Yes, it took 3 hours to get our food in a tree the first time, and we had to ask ourselves questions like: “Would dirty diapers attract bears? Should we hang them in the tree… with our food!?” Yes, our canoe weighted about 75 lbs, which was not great for portaging, especially when you add in the weight of 2 uncooperative children. Yes, my son was covered in maybe 40 leeches at one point after dipping his feet in the lake. And, yes, we used a latrine seat over a pit in the open forest: no walls, no ceiling, a mosquito free-for-all, and (I imagine) an interesting satellite view.
But miraculously, our trip was bear-free, and we enjoyed the many perks of the wilderness: glorious silence interrupted only by glorious loon calls; wildlife sightings; and many relaxed days of chilling in a hammock, slow-paced paddling, and naptime on the floor of the canoe.
Conclusion
I rang in 2021 spying on a large group of my friendly neighborhood tango partners celebrating around a bonfire outside my living room window. On my refrigerator were holiday cards depicting virus-shaped Christmas ornaments and a picture of a family shoving their faces full of bananas; they described 2020 as “a dumpster fire” and “bananas.” My feelings exactly.

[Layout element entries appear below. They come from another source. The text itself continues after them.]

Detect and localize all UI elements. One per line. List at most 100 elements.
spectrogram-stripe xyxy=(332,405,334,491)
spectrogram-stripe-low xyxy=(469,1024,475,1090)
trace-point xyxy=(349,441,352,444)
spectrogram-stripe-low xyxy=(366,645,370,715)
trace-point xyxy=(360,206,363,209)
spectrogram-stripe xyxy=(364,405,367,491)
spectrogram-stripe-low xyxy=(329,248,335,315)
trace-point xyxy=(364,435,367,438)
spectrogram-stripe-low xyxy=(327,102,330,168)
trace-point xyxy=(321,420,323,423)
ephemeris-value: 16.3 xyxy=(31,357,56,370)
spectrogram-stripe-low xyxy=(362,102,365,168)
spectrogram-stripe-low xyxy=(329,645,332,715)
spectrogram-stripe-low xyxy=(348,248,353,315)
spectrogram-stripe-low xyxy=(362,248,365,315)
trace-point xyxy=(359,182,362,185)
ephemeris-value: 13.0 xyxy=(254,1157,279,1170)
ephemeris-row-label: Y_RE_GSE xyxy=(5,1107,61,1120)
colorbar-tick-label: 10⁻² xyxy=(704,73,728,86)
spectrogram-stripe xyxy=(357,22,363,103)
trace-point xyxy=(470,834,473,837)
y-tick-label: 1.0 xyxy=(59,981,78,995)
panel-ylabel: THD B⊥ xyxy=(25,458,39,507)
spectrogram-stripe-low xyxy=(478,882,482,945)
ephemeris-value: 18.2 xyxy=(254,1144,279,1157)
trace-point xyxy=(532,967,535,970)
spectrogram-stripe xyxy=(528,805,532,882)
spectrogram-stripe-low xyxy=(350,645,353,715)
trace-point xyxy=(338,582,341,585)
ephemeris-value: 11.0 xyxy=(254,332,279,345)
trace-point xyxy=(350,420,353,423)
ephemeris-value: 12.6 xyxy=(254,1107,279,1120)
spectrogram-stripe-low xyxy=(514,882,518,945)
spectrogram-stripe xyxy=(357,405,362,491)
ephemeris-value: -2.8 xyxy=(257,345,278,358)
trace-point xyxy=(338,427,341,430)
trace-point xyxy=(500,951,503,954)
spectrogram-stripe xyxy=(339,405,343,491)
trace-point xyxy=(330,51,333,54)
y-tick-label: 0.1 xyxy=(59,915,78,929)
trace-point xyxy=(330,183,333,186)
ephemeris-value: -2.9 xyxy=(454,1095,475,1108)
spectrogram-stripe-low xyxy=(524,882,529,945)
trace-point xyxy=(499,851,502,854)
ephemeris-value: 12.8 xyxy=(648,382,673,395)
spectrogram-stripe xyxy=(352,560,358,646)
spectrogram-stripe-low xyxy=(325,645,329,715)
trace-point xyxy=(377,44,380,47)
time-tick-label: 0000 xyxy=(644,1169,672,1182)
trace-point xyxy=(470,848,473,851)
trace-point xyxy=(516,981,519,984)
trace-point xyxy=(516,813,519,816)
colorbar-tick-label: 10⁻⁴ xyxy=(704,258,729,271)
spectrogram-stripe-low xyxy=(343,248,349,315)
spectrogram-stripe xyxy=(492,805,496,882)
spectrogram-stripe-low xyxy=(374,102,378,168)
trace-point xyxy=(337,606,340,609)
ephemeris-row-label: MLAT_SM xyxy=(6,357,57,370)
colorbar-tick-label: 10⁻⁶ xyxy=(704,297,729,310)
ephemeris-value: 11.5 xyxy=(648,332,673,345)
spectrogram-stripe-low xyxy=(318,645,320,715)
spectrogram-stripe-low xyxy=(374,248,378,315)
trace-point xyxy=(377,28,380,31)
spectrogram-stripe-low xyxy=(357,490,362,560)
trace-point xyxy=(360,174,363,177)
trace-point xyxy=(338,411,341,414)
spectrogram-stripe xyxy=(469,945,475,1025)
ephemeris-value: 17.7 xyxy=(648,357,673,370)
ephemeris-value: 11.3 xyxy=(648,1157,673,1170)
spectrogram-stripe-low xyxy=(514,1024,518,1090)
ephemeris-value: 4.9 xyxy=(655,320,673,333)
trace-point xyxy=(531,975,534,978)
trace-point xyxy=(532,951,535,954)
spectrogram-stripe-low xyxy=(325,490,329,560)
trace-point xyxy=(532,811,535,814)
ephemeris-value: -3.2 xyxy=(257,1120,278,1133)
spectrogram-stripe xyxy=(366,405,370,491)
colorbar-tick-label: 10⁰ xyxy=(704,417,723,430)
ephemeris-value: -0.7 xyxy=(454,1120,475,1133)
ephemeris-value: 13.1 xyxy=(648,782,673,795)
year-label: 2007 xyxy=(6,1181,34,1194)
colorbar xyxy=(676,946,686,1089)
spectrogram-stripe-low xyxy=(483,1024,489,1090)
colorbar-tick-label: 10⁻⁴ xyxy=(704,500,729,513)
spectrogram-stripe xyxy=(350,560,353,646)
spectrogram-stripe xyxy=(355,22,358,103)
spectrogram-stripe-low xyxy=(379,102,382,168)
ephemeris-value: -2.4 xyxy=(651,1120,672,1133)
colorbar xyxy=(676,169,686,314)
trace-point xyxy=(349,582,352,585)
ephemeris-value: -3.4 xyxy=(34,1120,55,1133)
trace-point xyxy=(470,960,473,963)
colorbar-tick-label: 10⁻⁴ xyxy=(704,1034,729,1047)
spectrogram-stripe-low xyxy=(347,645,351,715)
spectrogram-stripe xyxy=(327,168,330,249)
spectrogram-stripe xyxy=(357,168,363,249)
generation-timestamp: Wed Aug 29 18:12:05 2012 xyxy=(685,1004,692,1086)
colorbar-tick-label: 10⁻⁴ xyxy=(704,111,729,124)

I keep thinking I have achieved acceptance of the wormhole: that I’ve changed myself, my life, and my expectations for my life so that I’m good here now. And I have, in fact, managed to find some new hobbies and make some good memories. But then there are days when another family has the same idea as us and shows up at the playground at 6:30 in the morning, and we have to leave abruptly amid sleep-deprived tantrums and caffeine-deprived nerves. Or the vaxholes in my life start bragging, and I’m left wondering when I will possibly be able to get my high-risk kids made artificially immune. And then the news mentions the vaccines might not work against different variants and that vaccinated people could still get others sick, and I’m forced to wonder if this will last forever.
And then I laugh at myself for being so naïve as to believe that this wormhole hellhole marathon is “almost over.” (Denial? Again?!?! I thought I had finally accepted all this!)
We passed through a wormhole. There is no “over.” And if we magically pass through another wormhole, a reverse wormhole to the universe before 2020, and suddenly life goes “back to normal”? Well, I guess I’d rather just be pleasantly surprised.
But actual acceptance of the wormhole? I’m not there yet.